Amigos do Fingidor

sexta-feira, 16 de julho de 2010

Indo e vindo

Marco Adolfs


Um dia desses, no qual não se faz muita força para existir, voltei a encontrar o poeta Bacellar, novamente sentado, quieto como um menino manhoso colocado em castigo, em uma daquelas cadeiras laterais que ficam bem perto da porta de entrada da Livraria Valer.

Estava lendo mais um livro emprestado pela vida para passar o seu tempo. Quieto e silencioso como uma abelha-macho pousada em uma flor. Para quem não conhece o Bacellar direito, o homem não passa de um bom velhinho, daqueles inofensivos. Mas, é só se aproximar um pouco mais do bardo e verás que por trás daquele aspecto pacato e aparentemente frágil, se esconde não uma abelha-macho pacificada por uma flor, mas um verdadeiro temporal amazônico, com todas as possibilidades de relâmpagos e trovoadas. E nem tente se oferecer para ajudá-lo a atravessar uma rua.

Me aproximei silenciosamente e sentei a seu lado. E comecei a provocá-lo. No bom sentido, é claro.

– E aí, Bacellar! Tudo bem?

– É... até prova em contrário, está tudo bem.

Lembrei então que mais um dia desses o homem ficou invocado comigo. Disse que eu estava fugindo dele.

Deixa eu explicar melhor: costumo encontrar o Bacellar, cruzando o meu caminho, nas vezes em que vou a uma livraria pesquisar. Ultimamente, sempre o encontro na Livraria Saraiva, do Manauara Shopping. É só eu me dirigir até lá, geralmente nas tardes de sábado ou domingo, e lá vem o Bacellar, se aproximando dos livros também.

Mas, nesse bendito dia, as coincidências do destino apresentaram-se tergiversas e em forma de duas escadas rolantes. Uma subindo, outra descendo. Eis que eu já havia pesquisados os meus livros da Livraria Saraiva e estava descendo a escada rolante para ir embora e o Bacellar estava subindo pela outra. Mesmo inseridos nessa situação, o Bacellar virou-se para mim e ainda disse:

– Estás fugindo de mim!?

Só tive tempo de gritar, enquanto descia.

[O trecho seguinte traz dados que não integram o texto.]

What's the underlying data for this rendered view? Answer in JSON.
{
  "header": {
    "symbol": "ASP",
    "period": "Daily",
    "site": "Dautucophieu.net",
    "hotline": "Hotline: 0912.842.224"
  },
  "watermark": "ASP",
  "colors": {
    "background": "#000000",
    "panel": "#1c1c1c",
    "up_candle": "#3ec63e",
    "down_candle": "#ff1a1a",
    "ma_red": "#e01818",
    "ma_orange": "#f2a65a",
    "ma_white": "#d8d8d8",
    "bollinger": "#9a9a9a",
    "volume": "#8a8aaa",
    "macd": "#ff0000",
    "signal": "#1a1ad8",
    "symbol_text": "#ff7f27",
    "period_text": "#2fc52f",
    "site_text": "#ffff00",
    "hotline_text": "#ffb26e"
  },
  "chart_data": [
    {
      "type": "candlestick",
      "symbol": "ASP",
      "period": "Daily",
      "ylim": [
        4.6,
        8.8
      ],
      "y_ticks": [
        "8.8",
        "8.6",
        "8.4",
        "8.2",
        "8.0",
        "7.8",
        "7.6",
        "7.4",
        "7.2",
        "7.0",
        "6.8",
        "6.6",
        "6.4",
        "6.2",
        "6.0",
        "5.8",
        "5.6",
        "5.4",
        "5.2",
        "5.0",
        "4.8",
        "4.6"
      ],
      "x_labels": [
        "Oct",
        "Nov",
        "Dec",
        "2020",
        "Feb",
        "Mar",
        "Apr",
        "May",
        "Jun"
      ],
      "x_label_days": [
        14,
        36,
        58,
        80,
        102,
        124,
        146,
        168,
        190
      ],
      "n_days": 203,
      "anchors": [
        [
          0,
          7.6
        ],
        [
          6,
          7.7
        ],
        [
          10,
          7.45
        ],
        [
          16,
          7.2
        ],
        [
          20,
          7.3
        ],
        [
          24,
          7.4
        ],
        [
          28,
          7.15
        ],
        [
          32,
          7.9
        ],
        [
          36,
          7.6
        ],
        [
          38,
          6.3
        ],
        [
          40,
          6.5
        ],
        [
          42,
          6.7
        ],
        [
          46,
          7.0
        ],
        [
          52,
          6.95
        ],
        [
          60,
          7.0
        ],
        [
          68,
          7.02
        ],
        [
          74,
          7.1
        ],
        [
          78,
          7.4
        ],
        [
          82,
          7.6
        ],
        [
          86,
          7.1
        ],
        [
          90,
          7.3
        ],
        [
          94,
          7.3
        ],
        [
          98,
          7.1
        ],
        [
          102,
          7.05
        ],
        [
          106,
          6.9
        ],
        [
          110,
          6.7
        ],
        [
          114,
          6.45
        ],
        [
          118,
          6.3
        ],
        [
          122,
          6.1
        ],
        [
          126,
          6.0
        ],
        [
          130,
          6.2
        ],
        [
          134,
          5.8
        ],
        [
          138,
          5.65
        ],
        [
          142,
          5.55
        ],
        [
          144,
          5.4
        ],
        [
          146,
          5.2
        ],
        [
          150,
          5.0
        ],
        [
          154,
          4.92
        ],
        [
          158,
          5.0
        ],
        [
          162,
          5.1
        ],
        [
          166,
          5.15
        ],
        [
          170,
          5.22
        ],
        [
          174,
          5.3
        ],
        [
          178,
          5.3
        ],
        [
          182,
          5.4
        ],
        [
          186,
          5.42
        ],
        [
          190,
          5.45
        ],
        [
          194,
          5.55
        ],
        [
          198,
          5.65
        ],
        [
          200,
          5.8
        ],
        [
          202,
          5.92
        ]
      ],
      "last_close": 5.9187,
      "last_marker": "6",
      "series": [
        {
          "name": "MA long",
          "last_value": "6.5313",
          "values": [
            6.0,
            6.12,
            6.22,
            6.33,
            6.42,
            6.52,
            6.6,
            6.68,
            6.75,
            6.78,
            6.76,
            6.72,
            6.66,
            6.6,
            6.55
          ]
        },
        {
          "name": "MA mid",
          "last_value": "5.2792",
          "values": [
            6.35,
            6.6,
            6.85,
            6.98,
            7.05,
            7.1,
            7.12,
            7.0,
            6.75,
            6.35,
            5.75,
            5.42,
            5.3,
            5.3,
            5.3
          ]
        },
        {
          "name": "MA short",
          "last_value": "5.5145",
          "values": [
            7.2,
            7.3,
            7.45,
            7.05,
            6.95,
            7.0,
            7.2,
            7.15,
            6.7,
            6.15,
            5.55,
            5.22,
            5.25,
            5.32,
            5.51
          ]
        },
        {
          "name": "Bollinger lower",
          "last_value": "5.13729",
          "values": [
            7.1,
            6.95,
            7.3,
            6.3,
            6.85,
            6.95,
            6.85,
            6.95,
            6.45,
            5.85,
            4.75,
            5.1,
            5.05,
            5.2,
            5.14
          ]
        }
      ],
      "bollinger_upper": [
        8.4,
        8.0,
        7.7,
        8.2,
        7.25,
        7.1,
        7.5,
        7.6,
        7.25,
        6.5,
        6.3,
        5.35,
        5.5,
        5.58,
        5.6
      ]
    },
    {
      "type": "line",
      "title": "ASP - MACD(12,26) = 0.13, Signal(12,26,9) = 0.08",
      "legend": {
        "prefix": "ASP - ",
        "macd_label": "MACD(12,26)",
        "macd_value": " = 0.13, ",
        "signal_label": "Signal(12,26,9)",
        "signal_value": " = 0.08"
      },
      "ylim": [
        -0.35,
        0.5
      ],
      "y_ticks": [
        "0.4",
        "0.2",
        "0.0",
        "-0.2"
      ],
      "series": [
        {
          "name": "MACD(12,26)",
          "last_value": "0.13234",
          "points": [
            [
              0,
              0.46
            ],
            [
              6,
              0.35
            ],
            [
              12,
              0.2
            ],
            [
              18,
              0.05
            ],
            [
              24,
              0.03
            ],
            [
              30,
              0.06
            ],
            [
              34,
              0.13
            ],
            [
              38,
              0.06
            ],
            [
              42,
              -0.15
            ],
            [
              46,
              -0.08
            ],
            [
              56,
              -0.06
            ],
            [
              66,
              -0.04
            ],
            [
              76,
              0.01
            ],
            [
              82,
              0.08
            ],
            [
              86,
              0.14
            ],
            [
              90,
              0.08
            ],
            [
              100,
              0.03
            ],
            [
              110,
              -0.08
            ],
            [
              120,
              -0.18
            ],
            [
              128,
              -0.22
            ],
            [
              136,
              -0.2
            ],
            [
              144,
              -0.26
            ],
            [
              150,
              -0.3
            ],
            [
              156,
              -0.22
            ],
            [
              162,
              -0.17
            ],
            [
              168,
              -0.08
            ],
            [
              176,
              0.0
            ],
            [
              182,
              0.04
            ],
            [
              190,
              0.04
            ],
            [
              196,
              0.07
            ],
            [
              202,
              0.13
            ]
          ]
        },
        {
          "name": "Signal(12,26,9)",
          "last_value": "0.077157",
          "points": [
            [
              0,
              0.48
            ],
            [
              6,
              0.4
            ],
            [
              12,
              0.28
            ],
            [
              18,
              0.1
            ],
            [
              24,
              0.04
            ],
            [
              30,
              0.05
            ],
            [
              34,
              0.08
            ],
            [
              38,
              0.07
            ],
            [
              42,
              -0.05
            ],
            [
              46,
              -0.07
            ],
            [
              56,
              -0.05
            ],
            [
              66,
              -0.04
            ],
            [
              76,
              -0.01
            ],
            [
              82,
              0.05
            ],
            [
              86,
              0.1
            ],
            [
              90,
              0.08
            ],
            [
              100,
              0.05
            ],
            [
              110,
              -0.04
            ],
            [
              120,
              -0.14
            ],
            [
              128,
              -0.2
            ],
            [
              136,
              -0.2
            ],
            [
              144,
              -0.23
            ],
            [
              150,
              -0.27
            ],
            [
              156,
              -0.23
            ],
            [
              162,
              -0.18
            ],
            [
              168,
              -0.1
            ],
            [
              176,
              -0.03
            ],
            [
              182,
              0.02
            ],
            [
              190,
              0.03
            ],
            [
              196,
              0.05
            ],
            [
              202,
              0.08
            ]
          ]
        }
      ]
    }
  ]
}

– Não, Bacellar!... Eu estou indo, e você está vindo!...Estou indo, e você vindo! – repeti.

O homem já estava achando que, por eu estar descendo naquela escada rolante, distanciando-me dele progressivamente, eu já me encontrava em rota de fuga.

Foi cômico. Mas, voltando à Livraria Valer.

– Tu tens que deixar de ser tão rabugento – disse, esperando a reação.

O Bacellar foi rápido no gatilho.

– É melhor ser rabugento do que ter o rabo nojento!

Comecei a rir, imaginando a que tipo de rábulas ele se referia.

– Vou escrever uma crônica sobre isso – disse. – Posso escrever, citando o que me disseste? – perguntei, pedindo-lhe autorização.

– Pode.

Porém, apesar do mau humor momentâneo e da língua afiada como uma navalha de barbeiro, o poeta merece todas as nossas considerações. Li recentemente um artigo, escrito por um tal de Edigar de Alencar, intelectual cearense, no qual cita o poeta Luíz Bacellar, que ficara conhecendo “como um excelente poeta de Manaus”, por um comentário do emérito escritor cearense Braga Montenegro. Outro bardo radical em seus juízos, que em certos momentos se tornava também ácido e intransigente.

Fiquei então pensando que o mau humor de um poeta, talvez seja uma espécie de poesia ao inverso. Uma espécie absurda de consciência sobre os sentimentos hipócritas dos humanos que não entendem o que significa a palavra “respeito”, para um poeta...

...Dizem que as abelhas-macho só atacam quando provocadas. O fato é que ninguém pode esquecer isso. E que elas também são responsáveis pelo mel. Outro dado a ser, sempre, lembrado.

São fatos. Mesmo fazendo escuro, os poetas sempre encantam.

Mas, o gênio iracundo do poeta das metáforas luminosas é sempre como um temporal amazônico que, ao se formar no horizonte, desaba a qualquer momento.